Update! I've gotten cutscenes to a point that I'm comfortable with.
Cutscenes basically create a "stasis rule" for all sprites in the room. There are 5 "levels" of cutscenes, each which includes the previous rules: Combat AI disabled, All AI disabled, all physics disabled (which also disables _update events), physics and death disabled, and all animation disabled.
The sprite that creates the cutscene may have their own "rule", and individual sprites may be given their own unique rules as well using the "Add Cutscene Exception" event. In addition, any "command" event (like walks, dashes, and jumps), as well as flash effects, that are created
by the cutscene function, will be able to operate even if the sprite in question has its physics disabled. So you can freeze all objects in a room, but still have the relevant sprites walking around and talking.
You can also exclude a sprite from cutscenes entirely. This is important if you want to make a "trigger" sprite that checks the position of the player in its _update function; otherwise it is possible that the player may use an item that triggers a cutscene, and walks past the trigger sprite while its physics are disabled.

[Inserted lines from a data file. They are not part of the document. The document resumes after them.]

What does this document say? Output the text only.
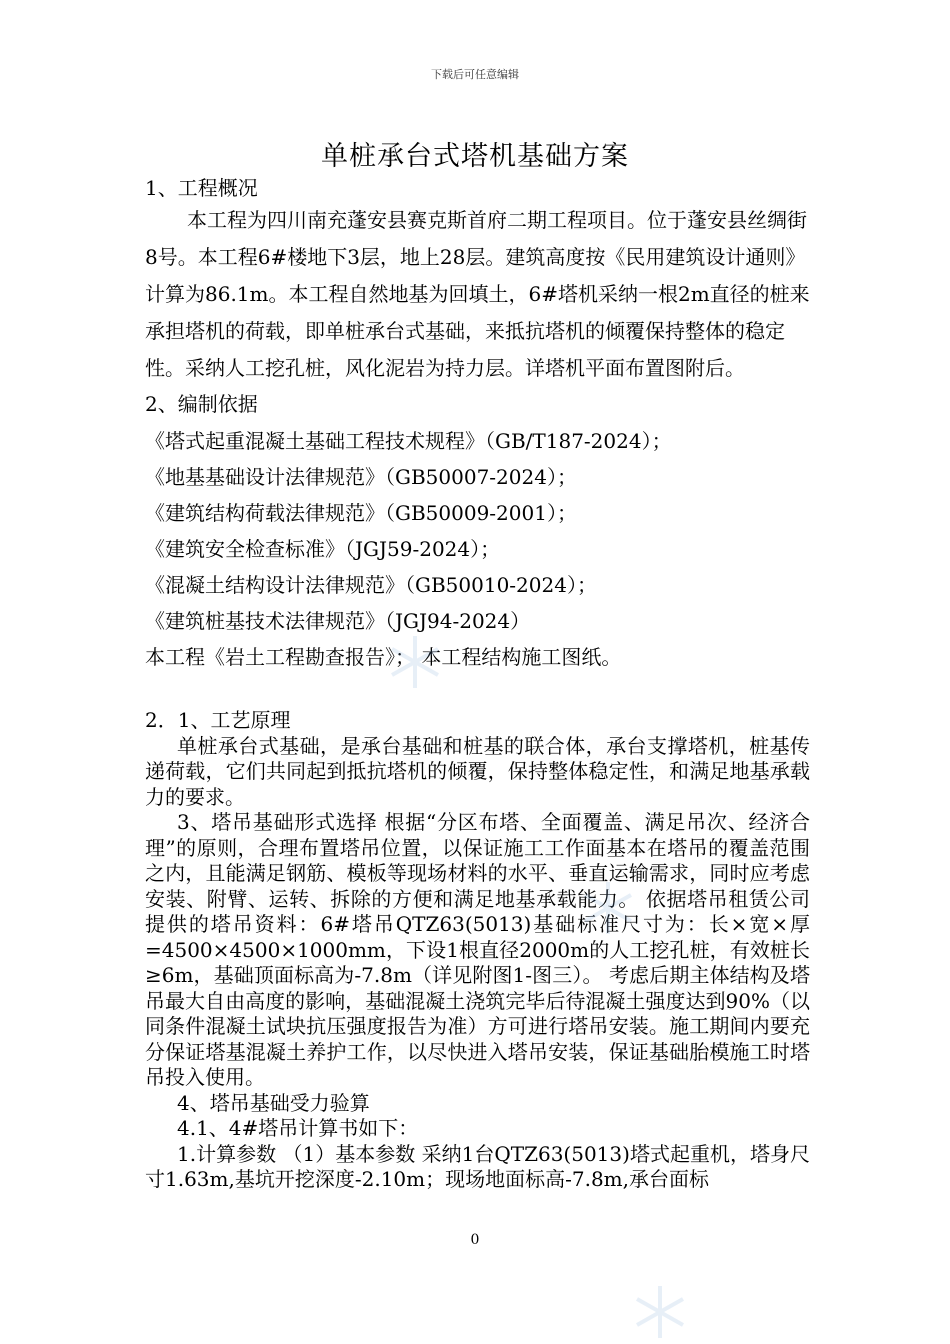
下载后可任意编辑
单桩承台式塔机基础方案
1、工程概况

本工程为四川南充蓬安县赛克斯首府二期工程项目。位于蓬安县丝绸街8号。本工程6#楼地下3层，地上28层。建筑高度按《民用建筑设计通则》计算为86.1m。本工程自然地基为回填土，6#塔机采纳一根2m直径的桩来承担塔机的荷载，即单桩承台式基础，来抵抗塔机的倾覆保持整体的稳定性。采纳人工挖孔桩，风化泥岩为持力层。详塔机平面布置图附后。

2、编制依据

《塔式起重混凝土基础工程技术规程》（GB/T187-2024）；

《地基基础设计法律规范》（GB50007-2024）；

《建筑结构荷载法律规范》（GB50009-2001）；

《建筑安全检查标准》（JGJ59-2024）；

《混凝土结构设计法律规范》（GB50010-2024）；

《建筑桩基技术法律规范》（JGJ94-2024）

本工程《岩土工程勘查报告》； 本工程结构施工图纸。

2．1、工艺原理

单桩承台式基础，是承台基础和桩基的联合体，承台支撑塔机，桩基传递荷载，它们共同起到抵抗塔机的倾覆，保持整体稳定性，和满足地基承载力的要求。

3、塔吊基础形式选择 根据“分区布塔、全面覆盖、满足吊次、经济合理”的原则，合理布置塔吊位置，以保证施工工作面基本在塔吊的覆盖范围之内，且能满足钢筋、模板等现场材料的水平、垂直运输需求，同时应考虑安装、附臂、运转、拆除的方便和满足地基承载能力。 依据塔吊租赁公司提供的塔吊资料：6#塔吊QTZ63(5013)基础标准尺寸为：长×宽×厚=4500×4500×1000mm，下设1根直径2000m的人工挖孔桩，有效桩长≥6m，基础顶面标高为-7.8m（详见附图1-图三）。 考虑后期主体结构及塔吊最大自由高度的影响，基础混凝土浇筑完毕后待混凝土强度达到90%（以同条件混凝土试块抗压强度报告为准）方可进行塔吊安装。施工期间内要充分保证塔基混凝土养护工作，以尽快进入塔吊安装，保证基础胎模施工时塔吊投入使用。

4、塔吊基础受力验算

4.1、4#塔吊计算书如下：

1.计算参数 （1）基本参数 采纳1台QTZ63(5013)塔式起重机，塔身尺寸1.63m,基坑开挖深度-2.10m；现场地面标高-7.8m,承台面标

0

Cutscenes are "stacked", meaning that the rules of the last cutscene started take precedence. If you use an item that triggers a cutscene and then another cutscene activates, the item's cutscene will pause while the new one plays out, then resume afterwards.

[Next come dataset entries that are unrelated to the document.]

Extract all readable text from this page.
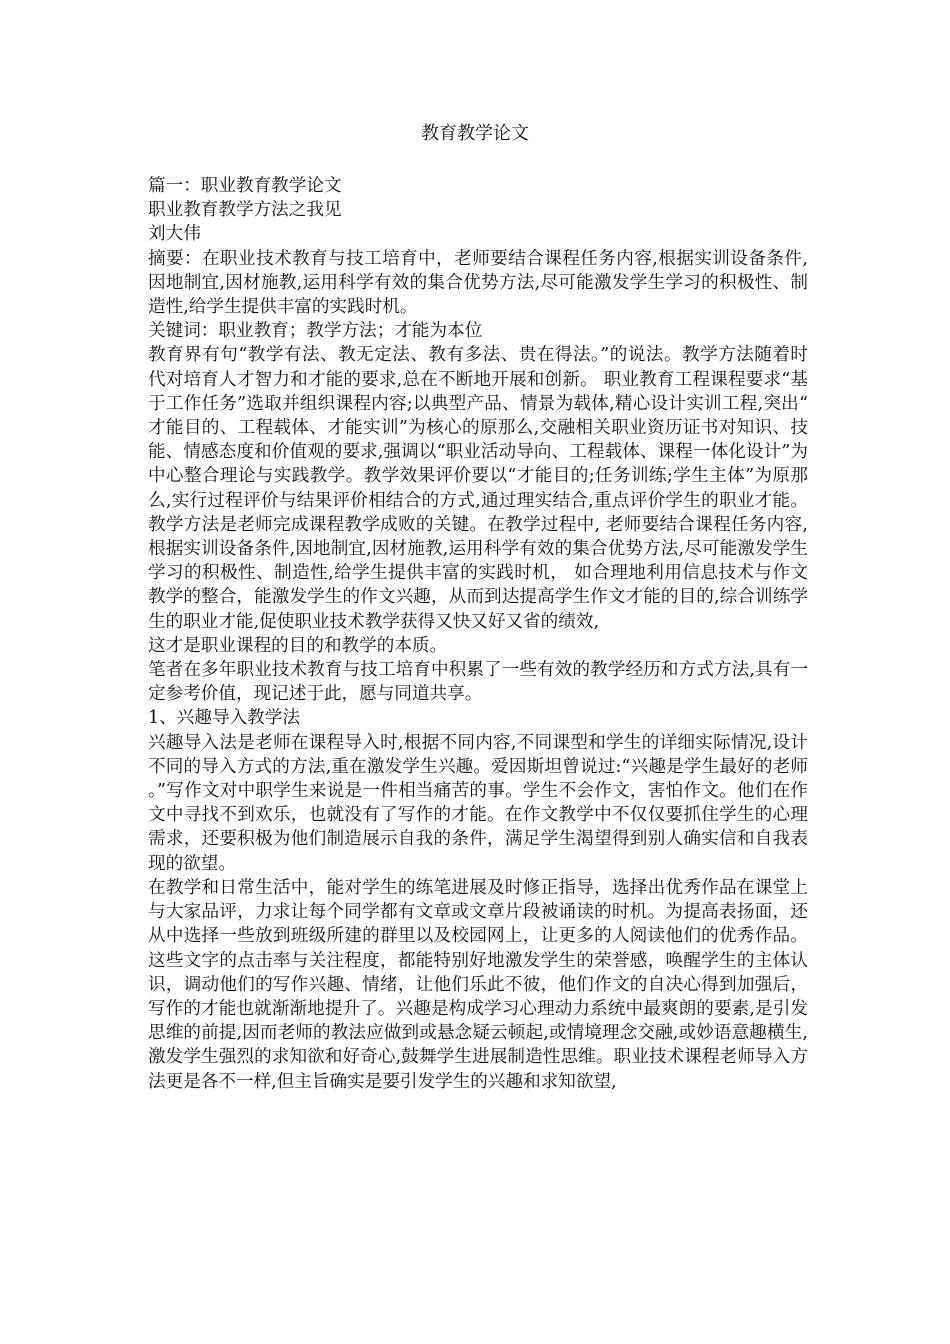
教育教学论文

篇一：职业教育教学论文

职业教育教学方法之我见

刘大伟

摘要：在职业技术教育与技工培育中，老师要结合课程任务内容,根据实训设备条件,因地制宜,因材施教,运用科学有效的集合优势方法,尽可能激发学生学习的积极性、制造性,给学生提供丰富的实践时机。

关键词：职业教育；教学方法；才能为本位

教育界有句“教学有法、教无定法、教有多法、贵在得法。”的说法。教学方法随着时代对培育人才智力和才能的要求,总在不断地开展和创新。 职业教育工程课程要求“基于工作任务”选取并组织课程内容;以典型产品、情景为载体,精心设计实训工程,突出“才能目的、工程载体、才能实训”为核心的原那么,交融相关职业资历证书对知识、技能、情感态度和价值观的要求,强调以“职业活动导向、工程载体、课程一体化设计”为中心整合理论与实践教学。教学效果评价要以“才能目的;任务训练;学生主体”为原那么,实行过程评价与结果评价相结合的方式,通过理实结合,重点评价学生的职业才能。 教学方法是老师完成课程教学成败的关键。在教学过程中, 老师要结合课程任务内容,根据实训设备条件,因地制宜,因材施教,运用科学有效的集合优势方法,尽可能激发学生学习的积极性、制造性,给学生提供丰富的实践时机， 如合理地利用信息技术与作文教学的整合，能激发学生的作文兴趣，从而到达提高学生作文才能的目的,综合训练学生的职业才能,促使职业技术教学获得又快又好又省的绩效,

这才是职业课程的目的和教学的本质。

笔者在多年职业技术教育与技工培育中积累了一些有效的教学经历和方式方法,具有一定参考价值，现记述于此，愿与同道共享。

1、兴趣导入教学法

兴趣导入法是老师在课程导入时,根据不同内容,不同课型和学生的详细实际情况,设计不同的导入方式的方法,重在激发学生兴趣。爱因斯坦曾说过:“兴趣是学生最好的老师。”写作文对中职学生来说是一件相当痛苦的事。学生不会作文，害怕作文。他们在作文中寻找不到欢乐，也就没有了写作的才能。在作文教学中不仅仅要抓住学生的心理需求，还要积极为他们制造展示自我的条件，满足学生渴望得到别人确实信和自我表现的欲望。

在教学和日常生活中，能对学生的练笔进展及时修正指导，选择出优秀作品在课堂上与大家品评，力求让每个同学都有文章或文章片段被诵读的时机。为提高表扬面，还从中选择一些放到班级所建的群里以及校园网上，让更多的人阅读他们的优秀作品。这些文字的点击率与关注程度，都能特别好地激发学生的荣誉感，唤醒学生的主体认识，调动他们的写作兴趣、情绪，让他们乐此不彼，他们作文的自决心得到加强后，写作的才能也就渐渐地提升了。兴趣是构成学习心理动力系统中最爽朗的要素,是引发思维的前提,因而老师的教法应做到或悬念疑云顿起,或情境理念交融,或妙语意趣横生,激发学生强烈的求知欲和好奇心,鼓舞学生进展制造性思维。职业技术课程老师导入方法更是各不一样,但主旨确实是要引发学生的兴趣和求知欲望,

Player input is always disabled while a cutscene is playing.
I've added cutscenes to all existing items, since the game resumes too fast otherwise.
Edit: Harlequin Epicycle's difficult seems very high. Not really sure how to beat it. I can get it to the second phase pretty easy, but with it hitting for 10 damage whenever I get hit, I can only afford 10 hits, and that is a bit tough. Any advice on this?
Harlequin Epicycle was designed with a "Dark Souls boss" mentality in mind, which basically means "really hard, BUT not random - all attacks must be predictable and avoidable with skill and practice". All of its attacks are avoidable, and most can be countered as well (you can generally land a few hits while he's using the flame ring by backing off, dodging between the flames to approach, and then escaping before they constrict, and the multi flame shot leaves an opening for one hit between each shot if you can get the rhythm right), but yeah it's tough. Luckily, he's predictable - the trick is to watch the flashes (2 flashes before the flame shot, 1 slow flash before the flame ring). Or just bring a ton of potions. The third phase gets kind of unfair due to the multi-lightning attack which is a bit too random for my tastes and the "teleport into the background" ability which can't be countered, but I'm still fine-tuning it.
The plan is to give you an item that gives you his powers when you win.